Wednesday 5 June 2013

Have universal benefits had their day?

This week, Labour has made some (potentially) significant shifts in its welfare policy.  On Monday, Ed Balls announced that a future Labour government would seek to means-test the universal Winter Fuel Allowance.  And today, the BBC report that Ed Miliband will state that Labour wouldn't reinstate the universal principle to Child Benefit.  These are significant shifts: suggesting that Labour is coming into line with centre-right (and perhaps public) views on universality.

The Right have never liked universal benefits: seeing them as a waste of money and unaligned with the proper purpose of social security, which is need.  The Left have never really been able to argue against this point: many people receive benefits who don't, in the strict sense of the word, need them.  Instead, the Left has supported universality as a mechanism for maintaining support for the redistributive welfare state as a whole.

I've argued this point myself - and certainly think that universal benefits do help public support for welfare from dropping even further.  But this New Statesman piece makes a valid point: universality doesn't just come in the form of benefits, but also services: the NHS, schools, Sure Start centres and public transport (at least for pensioners).  And often, it's universal services - as opposed to universal benefits - that seem to command the most solid levels of public support.

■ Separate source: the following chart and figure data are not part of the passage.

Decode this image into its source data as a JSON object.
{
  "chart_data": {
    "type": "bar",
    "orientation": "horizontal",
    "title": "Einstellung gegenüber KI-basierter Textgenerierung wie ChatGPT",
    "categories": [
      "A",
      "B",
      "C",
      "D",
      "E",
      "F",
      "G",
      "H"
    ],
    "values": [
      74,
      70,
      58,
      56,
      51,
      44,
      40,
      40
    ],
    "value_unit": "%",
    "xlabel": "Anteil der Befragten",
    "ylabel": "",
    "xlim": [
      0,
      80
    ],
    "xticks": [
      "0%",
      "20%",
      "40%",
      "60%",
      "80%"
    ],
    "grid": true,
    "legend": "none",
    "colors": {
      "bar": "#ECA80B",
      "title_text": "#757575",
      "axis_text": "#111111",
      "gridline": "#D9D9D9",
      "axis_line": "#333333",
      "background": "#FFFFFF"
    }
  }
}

So, whilst the death knell might be sounding for universal benefits, this doesn't mean it has to sound for the universal principle as a whole.  More free childcare instead of universal Child Benefit; well invested active labour market programmes for all unemployed people instead of widening eligibility for JSA; means-tested winter fuel payments but more social care for the elderly. Universal services, but not benefits, could kill two birds with one stone for the centre-left: economic credibility and a stronger welfare state.